Retailers may want to coax consumers to embrace mobile promotion strategies: A Drexel LeBow researcher has found that using targeted promotions via mobile devices can be an effective way to get shoppers to cover more ground in a store, which leads to an increase in unplanned spending. 

Yanliu Huang, Ph.D., an assistant professor of marketing, says “Location-based mobile apps could be used very effectively to deliver specifically targeted promotions that would increase shoppers’ in-store travel distances, and hence unplanned spending. Based on our findings, retailers should consider using these targeted promotions.”

Huang and three fellow researchers conducted their research by tracking shoppers using RFID (radio frequency identification). Their paper, “The Effect of In-Store Travel Distance on Unplanned Spending: Applications to Mobile Promotion Strategies,” has been accepted for publication in the top-tier Journal of Marketing.

The study suggests that strategically promoting three product categories via mobile promotion may increase unplanned spending by 16 percent, and that a coupon that required shoppers to travel farther from their planned path resulted in a substantial increase in unplanned spending ($21.29) versus a coupon for an unplanned category near their planned path ($13.83).

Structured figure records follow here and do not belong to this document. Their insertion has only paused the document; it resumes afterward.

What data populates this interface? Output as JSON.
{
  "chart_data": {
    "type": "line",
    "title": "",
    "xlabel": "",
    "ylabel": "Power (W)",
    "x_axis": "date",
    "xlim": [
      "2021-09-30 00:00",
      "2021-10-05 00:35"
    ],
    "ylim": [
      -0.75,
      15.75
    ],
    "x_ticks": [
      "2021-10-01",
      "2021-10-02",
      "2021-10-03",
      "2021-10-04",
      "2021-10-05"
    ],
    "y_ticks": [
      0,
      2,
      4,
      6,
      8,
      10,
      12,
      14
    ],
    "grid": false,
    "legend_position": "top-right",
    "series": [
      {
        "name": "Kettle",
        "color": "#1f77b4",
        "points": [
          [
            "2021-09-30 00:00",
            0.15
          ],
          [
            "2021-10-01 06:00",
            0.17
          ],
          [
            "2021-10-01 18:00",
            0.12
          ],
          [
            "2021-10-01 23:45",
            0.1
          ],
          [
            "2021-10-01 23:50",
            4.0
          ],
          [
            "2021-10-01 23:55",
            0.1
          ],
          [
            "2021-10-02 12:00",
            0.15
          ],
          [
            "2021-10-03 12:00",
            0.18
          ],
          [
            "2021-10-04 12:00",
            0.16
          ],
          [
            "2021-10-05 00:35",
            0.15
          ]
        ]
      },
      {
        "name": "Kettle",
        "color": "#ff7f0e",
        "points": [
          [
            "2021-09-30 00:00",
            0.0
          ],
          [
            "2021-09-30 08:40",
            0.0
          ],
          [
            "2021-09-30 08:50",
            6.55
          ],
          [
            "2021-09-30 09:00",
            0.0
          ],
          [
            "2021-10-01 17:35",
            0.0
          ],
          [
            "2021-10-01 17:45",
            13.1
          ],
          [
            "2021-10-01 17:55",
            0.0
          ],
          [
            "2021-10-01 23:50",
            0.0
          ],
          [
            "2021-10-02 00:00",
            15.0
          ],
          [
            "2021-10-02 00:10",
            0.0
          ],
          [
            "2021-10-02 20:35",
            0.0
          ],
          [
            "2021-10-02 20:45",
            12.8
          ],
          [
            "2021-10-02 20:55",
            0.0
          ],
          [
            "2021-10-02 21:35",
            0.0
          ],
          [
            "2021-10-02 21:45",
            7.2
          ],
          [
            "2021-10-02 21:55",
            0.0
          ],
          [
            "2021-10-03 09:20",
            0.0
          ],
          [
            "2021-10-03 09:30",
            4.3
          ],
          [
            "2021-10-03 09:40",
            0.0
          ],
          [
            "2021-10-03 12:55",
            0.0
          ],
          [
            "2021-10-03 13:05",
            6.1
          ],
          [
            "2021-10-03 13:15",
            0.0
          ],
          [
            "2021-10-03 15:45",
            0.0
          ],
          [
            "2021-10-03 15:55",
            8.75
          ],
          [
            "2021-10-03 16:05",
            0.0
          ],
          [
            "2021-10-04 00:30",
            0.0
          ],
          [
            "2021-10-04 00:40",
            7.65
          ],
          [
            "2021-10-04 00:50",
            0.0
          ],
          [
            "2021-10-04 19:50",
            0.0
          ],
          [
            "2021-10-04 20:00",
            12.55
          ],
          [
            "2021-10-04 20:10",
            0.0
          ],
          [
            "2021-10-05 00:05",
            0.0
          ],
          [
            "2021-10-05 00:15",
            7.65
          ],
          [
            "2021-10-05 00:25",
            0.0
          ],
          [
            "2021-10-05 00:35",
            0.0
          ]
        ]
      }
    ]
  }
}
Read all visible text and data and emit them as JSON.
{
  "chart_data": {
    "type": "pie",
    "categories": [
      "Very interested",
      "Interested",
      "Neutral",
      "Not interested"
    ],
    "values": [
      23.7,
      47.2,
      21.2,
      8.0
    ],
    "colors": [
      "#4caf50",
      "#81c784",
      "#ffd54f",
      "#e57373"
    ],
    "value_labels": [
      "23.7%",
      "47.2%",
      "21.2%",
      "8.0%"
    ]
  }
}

Huang explains how this might work in a real world application: “Shoppers would check-in at a store once they enter the store using a service like Foursquare, and enter a list of product categories that they plan to buy using a grocery app, such as Grocery IQ, that partners with the retailer. Then, based on their planned shopping list, the grocery app would provide targeted offers to the shopper via smartphone, and these promotions might be for categories that are far away from planned product categories, with the goal of maximally increasing the length of the shopper’s reference path and unplanned buying.”

Huang says the use of RFID was crucial to the accuracy of their findings. The tags, which were attached to the shoppers, emitted a radio frequency signal every five seconds, which was then picked up by antennas at the perimeter of the store. “This allowed us to track shoppers’ locations. We know how far the shoppers traveled in the store, how fast they walked, how often they slowed down and what products they stopped in front of.”

“We are very happy that this paper was accepted by the Journal of Marketing, which acknowledged the importance and the value of our work in the field,” Huang says. “Hopefully the paper will have an impact in both academia and practice in the near future.” The paper has also been selected as a candidate for the American Marketing Association’s publicity program.

Huang’s coauthors on this paper are Sam Hui, Jeff Inman and Jacob Suher.